Gao Y, Zhao S, Chen T
Department of Ophthalmology, Beijing Hospital.
Zhonghua Yan Ke Za Zhi. 1996 Jul;32(4):285-7.
The incidence, refractive characters, operative results and the situations of intraocular lens (IOL) implantation in a series of eyes with very long axial length (> or = 27.00 mm) were analyzed.
According to the measurements of preoperative axial length and the degree of implanted IOL, the eyes with lengths of 27.00 mm or more selected from 1,000 eyes of consecutive senile cataract surgery were included in this group. The eyes requiring + 3.00D or more IOL were implanted with IOL. Simple extracapsular cataract extraction was performed on eyes requiring <+3.00D or negative lens. The postoperative follow-up was 20.0 +/- 8.5 months.
There were 81 eyes in this group with a range of axial length of 27.00-34.71 mm and an average corneal curvature of 43.91 +/- 1.81D. The range of IOL power for these eyes was +11.30-11.57D (mean, +2.10 +/- 5.41D). The average axial length of 39 eyes with IOL implantation was 28.04 +/- 0.68 mm and their postoperative corrected visual acuities (PCVA) in 82.1% of eyes were 10/20 or more. The average length of 42 eyes without IOL implantation was 31.68 +/- 1.47 mm and the PCVAs in 42.9% of the eyes were 10/20 or more.
The myopia with very long axial length is quite common in China. Its operative complications are not frequently seen. The cause of its poor PCVA is due to its pathologic changes in the fundus and the PCVA becomes worse as its axial length is increasing. An IOL with negative power is sometimes necessary for a myopic eye with very long axis.
分析一系列眼轴长度很长(≥27.00mm)的眼睛的发病率、屈光特征、手术效果及人工晶状体(IOL)植入情况。
根据术前眼轴长度测量值及植入IOL的度数,从连续1000例老年性白内障手术患者的眼中选取眼轴长度为27.00mm或更长的眼睛纳入该组。需要+3.00D或更高度数IOL的眼睛植入IOL。对需要<+3.00D或负度数晶状体的眼睛行单纯白内障囊外摘除术。术后随访时间为20.0±8.5个月。

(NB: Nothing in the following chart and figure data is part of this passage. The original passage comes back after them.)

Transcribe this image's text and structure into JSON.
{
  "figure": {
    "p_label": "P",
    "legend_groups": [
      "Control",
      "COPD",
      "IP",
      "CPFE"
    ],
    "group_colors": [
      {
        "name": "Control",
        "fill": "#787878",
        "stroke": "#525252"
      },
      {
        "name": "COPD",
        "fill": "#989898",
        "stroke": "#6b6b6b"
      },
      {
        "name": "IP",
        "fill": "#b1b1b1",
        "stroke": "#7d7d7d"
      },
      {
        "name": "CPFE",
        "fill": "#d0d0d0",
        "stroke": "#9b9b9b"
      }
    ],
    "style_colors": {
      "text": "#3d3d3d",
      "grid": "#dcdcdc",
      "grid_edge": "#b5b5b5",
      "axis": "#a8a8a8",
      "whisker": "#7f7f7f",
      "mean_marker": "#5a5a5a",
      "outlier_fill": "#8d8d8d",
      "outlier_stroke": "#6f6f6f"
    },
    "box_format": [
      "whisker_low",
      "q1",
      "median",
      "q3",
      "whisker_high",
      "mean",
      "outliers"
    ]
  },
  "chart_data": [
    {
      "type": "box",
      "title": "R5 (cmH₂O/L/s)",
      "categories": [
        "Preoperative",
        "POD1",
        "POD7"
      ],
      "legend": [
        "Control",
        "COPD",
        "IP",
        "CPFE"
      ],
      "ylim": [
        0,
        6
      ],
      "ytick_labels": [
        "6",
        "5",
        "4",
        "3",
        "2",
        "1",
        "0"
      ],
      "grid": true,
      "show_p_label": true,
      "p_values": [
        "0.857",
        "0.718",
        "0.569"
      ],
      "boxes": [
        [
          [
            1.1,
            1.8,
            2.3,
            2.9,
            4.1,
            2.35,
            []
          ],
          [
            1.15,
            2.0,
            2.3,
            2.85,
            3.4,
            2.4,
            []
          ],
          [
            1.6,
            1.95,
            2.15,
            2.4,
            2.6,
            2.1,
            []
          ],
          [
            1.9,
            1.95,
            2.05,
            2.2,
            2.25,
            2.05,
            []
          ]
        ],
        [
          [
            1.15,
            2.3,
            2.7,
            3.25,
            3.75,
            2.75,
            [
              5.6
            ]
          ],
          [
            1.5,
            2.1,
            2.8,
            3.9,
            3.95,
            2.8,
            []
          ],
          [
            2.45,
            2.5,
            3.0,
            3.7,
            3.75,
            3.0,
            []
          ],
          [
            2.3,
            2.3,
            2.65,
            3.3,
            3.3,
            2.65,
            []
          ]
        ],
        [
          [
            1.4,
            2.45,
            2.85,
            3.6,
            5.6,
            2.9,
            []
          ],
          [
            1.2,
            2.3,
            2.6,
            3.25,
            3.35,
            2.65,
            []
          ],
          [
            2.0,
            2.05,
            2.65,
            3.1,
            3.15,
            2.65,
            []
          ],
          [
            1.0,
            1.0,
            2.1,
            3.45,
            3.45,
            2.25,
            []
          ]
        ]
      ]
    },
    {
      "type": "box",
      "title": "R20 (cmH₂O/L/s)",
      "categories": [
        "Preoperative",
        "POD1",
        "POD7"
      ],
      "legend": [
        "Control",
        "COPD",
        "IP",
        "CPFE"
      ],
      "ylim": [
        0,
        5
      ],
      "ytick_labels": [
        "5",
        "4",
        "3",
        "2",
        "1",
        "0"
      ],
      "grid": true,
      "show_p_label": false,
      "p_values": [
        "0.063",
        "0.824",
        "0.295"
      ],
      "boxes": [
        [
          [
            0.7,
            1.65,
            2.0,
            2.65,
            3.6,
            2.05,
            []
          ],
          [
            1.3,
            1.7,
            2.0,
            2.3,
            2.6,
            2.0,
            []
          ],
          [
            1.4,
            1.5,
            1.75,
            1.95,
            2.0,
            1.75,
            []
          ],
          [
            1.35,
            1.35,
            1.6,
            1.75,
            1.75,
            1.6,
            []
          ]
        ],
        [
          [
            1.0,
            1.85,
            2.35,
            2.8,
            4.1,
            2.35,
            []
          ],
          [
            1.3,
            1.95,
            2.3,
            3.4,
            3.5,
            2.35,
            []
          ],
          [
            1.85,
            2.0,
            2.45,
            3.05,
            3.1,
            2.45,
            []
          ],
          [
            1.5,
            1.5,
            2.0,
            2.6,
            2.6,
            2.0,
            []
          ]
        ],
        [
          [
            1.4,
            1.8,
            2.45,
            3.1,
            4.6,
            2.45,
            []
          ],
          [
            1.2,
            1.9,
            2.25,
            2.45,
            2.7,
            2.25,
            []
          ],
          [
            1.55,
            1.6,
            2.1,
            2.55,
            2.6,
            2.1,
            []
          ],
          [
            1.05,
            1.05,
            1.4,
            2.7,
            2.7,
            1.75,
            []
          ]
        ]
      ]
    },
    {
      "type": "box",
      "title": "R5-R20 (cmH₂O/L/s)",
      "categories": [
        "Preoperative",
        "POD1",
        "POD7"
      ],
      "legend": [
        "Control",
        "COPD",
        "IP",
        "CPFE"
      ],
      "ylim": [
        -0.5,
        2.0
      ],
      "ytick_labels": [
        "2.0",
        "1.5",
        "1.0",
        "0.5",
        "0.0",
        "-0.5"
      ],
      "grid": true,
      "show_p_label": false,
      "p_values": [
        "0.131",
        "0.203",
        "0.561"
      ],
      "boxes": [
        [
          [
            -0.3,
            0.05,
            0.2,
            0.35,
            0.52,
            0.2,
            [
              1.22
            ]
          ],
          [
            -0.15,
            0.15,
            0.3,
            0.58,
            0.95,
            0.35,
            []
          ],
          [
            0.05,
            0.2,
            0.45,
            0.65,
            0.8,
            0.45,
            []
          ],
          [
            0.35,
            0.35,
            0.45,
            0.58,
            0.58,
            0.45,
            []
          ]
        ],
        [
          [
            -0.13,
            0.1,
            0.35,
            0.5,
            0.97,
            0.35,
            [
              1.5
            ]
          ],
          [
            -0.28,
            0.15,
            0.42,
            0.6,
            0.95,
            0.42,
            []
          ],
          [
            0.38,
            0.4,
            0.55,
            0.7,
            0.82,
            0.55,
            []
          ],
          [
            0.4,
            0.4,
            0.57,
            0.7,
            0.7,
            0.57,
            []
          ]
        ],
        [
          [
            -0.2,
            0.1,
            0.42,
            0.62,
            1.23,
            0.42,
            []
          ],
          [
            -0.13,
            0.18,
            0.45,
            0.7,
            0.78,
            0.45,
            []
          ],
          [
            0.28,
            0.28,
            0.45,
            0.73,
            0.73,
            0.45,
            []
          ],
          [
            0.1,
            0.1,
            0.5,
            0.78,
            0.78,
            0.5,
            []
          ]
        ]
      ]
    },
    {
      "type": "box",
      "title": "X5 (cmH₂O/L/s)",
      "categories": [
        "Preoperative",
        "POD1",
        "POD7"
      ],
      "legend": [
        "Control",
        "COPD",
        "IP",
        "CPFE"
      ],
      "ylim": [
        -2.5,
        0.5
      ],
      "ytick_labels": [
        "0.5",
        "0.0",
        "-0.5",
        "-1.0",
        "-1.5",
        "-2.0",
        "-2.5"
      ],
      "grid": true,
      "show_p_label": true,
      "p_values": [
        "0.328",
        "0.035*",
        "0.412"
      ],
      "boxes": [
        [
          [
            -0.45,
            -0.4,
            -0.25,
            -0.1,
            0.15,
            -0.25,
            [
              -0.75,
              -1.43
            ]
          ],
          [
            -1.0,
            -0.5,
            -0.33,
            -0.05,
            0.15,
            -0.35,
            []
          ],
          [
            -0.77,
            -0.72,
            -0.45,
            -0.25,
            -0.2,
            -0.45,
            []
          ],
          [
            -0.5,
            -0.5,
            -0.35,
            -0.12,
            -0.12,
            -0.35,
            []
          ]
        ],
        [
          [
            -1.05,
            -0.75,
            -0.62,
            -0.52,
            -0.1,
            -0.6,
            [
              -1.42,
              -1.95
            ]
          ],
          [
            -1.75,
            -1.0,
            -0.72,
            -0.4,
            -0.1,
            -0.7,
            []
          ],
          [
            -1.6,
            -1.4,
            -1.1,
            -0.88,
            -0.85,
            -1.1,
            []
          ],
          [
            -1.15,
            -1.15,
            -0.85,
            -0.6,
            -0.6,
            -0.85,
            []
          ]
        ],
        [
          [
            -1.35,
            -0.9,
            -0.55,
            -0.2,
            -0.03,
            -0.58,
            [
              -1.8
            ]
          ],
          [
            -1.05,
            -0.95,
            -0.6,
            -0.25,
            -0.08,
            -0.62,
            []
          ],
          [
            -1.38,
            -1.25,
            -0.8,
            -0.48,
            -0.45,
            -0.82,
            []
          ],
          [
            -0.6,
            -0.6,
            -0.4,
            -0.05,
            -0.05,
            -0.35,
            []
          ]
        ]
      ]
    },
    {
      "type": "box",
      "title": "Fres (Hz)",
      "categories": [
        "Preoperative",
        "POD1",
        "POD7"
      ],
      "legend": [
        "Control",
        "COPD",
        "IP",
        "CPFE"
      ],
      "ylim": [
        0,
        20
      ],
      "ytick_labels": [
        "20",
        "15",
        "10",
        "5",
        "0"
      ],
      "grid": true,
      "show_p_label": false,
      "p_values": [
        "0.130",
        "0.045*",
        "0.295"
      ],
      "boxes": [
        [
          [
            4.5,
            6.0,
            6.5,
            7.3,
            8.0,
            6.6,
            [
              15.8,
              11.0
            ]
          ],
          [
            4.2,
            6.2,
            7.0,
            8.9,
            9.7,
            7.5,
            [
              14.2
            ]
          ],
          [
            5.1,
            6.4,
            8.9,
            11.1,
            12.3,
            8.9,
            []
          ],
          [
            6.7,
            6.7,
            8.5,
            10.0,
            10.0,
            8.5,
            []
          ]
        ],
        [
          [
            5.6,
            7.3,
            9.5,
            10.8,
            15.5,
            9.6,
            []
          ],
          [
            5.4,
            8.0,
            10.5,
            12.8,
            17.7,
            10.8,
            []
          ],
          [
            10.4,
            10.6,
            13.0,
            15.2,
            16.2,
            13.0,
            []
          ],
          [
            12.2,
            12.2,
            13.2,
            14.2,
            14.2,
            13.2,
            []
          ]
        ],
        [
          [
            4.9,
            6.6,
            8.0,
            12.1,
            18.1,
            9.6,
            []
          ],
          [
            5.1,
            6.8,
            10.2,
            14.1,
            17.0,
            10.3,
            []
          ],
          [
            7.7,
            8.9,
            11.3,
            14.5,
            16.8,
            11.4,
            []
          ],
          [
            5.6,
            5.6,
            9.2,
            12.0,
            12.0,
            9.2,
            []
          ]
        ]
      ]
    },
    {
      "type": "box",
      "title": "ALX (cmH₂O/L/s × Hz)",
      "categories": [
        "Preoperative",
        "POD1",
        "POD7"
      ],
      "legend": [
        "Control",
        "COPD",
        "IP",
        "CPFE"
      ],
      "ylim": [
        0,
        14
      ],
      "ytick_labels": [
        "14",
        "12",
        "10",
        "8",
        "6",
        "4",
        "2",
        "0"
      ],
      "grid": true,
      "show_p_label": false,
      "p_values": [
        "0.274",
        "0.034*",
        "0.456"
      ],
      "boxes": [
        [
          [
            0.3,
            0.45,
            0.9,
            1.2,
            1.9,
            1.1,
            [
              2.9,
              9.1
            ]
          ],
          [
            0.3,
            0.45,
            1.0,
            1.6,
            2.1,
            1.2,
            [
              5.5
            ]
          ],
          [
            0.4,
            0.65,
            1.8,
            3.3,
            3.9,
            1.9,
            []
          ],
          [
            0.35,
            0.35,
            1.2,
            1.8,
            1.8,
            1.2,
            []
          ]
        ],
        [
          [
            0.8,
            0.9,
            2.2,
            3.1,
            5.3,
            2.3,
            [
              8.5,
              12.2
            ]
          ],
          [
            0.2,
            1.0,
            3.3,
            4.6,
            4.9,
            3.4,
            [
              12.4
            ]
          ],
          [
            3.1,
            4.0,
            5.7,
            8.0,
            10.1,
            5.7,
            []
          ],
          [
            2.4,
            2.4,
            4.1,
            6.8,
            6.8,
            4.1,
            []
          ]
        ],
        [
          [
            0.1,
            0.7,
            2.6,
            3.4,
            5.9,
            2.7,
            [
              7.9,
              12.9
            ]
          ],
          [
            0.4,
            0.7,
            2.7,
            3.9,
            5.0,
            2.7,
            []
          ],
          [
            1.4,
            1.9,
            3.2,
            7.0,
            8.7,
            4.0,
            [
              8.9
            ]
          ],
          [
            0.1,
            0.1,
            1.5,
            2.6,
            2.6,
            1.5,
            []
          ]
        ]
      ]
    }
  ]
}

该组有81只眼,眼轴长度范围为27.00 - 34.71mm,平均角膜曲率为43.91±1.81D。这些眼睛的IOL度数范围为+11.30 - +11.57D(平均,+2.10±5.41D)。39只植入IOL的眼睛平均眼轴长度为28.04±0.68mm,其中82.1%的眼睛术后矫正视力(PCVA)为10/20或更好。42只未植入IOL的眼睛平均长度为31.68±1.47mm,其中42.9%的眼睛PCVA为10/20或更好。
眼轴长度很长的近视在中国相当常见。其手术并发症并不常见。其PCVA较差的原因是眼底的病理改变,且随着眼轴长度增加PCVA会变差。对于眼轴很长的近视眼,有时需要植入负度数的IOL。